All persons covered under this bill would already be entitled to COBRA  (which, at a cost no more than 105% of the existing premium, provides for continuation of coverage on the occurrence of a qualifying event, like death of the policyholder).  All employees through whom coverage would be realized through this bill are also provided or offered life insurance. The longest that COBRA (or alternative program) would have to be paid for would be 18 years, the time it would take an infant to reach majority (26 if we want to look at current insurance “standards” for parental coverage). A rational response to this situation might well be to provide adequate life insurance or similar instrument that would cover COBRA (technically COBRA today only runs 18 or 36 months) or alternative.  The cost for such insurance would be about $50/month. Yes, I said $50/mo.

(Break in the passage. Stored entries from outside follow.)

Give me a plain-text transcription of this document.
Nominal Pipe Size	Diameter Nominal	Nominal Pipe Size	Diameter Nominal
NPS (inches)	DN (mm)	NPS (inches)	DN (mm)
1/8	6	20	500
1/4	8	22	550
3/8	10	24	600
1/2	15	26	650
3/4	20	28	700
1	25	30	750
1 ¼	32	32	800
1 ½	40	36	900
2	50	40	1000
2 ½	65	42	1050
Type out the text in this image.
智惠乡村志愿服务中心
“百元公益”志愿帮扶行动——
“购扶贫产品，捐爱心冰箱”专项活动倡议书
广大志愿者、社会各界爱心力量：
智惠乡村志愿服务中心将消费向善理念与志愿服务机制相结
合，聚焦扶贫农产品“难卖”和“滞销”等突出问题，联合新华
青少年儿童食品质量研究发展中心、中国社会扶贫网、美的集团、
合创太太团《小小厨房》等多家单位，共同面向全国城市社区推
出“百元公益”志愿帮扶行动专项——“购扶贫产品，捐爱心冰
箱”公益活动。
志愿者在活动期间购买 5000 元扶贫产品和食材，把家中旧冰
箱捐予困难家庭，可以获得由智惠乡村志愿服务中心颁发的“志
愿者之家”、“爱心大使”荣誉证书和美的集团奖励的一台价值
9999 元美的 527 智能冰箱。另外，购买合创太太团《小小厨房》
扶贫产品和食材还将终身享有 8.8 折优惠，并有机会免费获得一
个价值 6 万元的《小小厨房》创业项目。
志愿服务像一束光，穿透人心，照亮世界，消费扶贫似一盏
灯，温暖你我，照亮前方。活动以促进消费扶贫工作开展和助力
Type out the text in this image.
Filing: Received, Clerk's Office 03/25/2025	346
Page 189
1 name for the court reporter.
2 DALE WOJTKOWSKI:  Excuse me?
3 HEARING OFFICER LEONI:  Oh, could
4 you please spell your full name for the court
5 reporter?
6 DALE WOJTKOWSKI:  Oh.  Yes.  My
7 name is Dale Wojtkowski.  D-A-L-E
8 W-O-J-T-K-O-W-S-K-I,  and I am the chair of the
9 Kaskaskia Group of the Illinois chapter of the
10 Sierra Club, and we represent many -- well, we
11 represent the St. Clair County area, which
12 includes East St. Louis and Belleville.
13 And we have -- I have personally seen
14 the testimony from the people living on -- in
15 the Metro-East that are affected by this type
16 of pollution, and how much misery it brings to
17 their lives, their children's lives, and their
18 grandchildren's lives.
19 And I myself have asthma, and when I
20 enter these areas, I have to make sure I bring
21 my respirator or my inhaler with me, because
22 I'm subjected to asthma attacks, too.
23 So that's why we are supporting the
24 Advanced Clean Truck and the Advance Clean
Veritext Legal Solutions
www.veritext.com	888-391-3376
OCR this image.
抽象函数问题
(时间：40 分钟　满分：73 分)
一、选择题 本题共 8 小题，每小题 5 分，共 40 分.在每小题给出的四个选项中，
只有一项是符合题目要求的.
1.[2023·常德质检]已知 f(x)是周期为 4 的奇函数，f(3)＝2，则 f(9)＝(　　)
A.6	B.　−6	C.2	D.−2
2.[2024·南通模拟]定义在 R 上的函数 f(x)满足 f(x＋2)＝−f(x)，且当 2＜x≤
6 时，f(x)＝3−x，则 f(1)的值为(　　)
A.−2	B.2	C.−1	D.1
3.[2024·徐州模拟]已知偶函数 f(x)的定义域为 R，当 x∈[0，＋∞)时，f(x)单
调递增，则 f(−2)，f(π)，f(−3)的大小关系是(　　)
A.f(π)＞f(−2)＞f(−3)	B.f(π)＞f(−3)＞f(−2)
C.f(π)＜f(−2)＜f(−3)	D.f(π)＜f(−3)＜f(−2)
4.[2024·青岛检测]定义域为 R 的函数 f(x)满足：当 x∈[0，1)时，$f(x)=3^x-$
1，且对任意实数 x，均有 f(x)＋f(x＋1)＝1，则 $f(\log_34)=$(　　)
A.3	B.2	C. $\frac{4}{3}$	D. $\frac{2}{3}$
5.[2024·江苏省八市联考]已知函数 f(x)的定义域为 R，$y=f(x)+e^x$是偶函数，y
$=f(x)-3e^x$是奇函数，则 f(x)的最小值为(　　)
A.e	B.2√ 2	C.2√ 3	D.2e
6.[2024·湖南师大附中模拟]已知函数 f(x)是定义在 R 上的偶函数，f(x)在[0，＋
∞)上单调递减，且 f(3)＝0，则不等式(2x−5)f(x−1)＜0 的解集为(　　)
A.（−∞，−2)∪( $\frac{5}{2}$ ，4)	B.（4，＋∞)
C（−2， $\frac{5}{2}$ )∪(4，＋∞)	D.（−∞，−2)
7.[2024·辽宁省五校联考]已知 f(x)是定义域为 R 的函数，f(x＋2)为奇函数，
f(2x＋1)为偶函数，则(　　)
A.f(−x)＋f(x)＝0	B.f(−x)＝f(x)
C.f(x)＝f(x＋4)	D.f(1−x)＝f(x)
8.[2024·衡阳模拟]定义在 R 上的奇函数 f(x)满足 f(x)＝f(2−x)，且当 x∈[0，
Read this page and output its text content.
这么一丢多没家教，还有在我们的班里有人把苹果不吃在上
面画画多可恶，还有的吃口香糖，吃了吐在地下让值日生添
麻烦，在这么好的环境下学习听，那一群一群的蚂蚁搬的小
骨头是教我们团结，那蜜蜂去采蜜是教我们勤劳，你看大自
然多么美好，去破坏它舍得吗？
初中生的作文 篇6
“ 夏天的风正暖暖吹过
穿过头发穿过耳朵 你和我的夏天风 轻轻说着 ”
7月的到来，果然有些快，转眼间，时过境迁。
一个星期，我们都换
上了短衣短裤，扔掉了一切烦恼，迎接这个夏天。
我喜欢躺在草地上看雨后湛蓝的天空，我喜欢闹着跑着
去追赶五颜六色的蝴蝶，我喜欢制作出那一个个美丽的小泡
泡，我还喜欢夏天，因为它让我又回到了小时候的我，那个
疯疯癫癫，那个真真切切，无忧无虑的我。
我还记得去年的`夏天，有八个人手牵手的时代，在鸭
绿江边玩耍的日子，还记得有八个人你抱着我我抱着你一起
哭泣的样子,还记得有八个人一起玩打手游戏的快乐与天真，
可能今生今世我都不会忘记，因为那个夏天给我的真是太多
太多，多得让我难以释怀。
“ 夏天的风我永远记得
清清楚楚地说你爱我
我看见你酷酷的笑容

The demonstration above gives rise to the possibility that some are seeking to “double-dip” based on milking an emotive response. How is it “double-dipping”? The covered employee class already negotiates for a salary and benefits based on their “heroic” status (walking towards the fire, as it is argued). Stripped bear of the chest beating, we are really talking about a way to avoid asking the employer for an additional $50/month, or more to the point, moving part of the employment cost away from the employer directly (but as we might expect, this will have an indirect effect on dollars available for other purposes, and the current situation, where the Senate Majority is unwilling to adequately fund education in the State, is just one example). So the fireman gets paid on the basis of his heroism, and then we also provide additional remuneration (off the books, as it were, on the same basis), while denying that benefit to every other public employee.

The fact of the matter is that whatever the reason for the loss of the employee’s life, it will result in the loss of medical benefits for their dependents, and that will present a family crisis to a family already in crisis. No responsible family member would leave his or her family in such a precarious position, so we really have to assume that all such persons are already implementing a solution such as described above. The issue, then, is not really providing the tools for coverage, but providing additional benefits to one occupation, not provided to another occupation on the basis of something other than risk of occupational fatality for that occupation. That, to be blunt, is an emotional response that carves exceptions with unforeseen consequences and promotes making non-data driven decisions.

An emotive response should have nothing to do with the need to make sure that the families of anyone who dies on the job retain their health insurance until otherwise covered. By emotive response I am referencing the perception that someone deserves something “extra” because of the perceived nature of the risk, despite whatever the stats might reveal about the actual risk, the actual risk being determine actuarially. As noted, public safety personnel negotiate compensation on the basis of the risk they experience (one of the reasons people argue about the fact that the job is less risky than people like you believe) – and we should not promote this “double dipping”  while the employee could provide for family coverage on the employee’s death.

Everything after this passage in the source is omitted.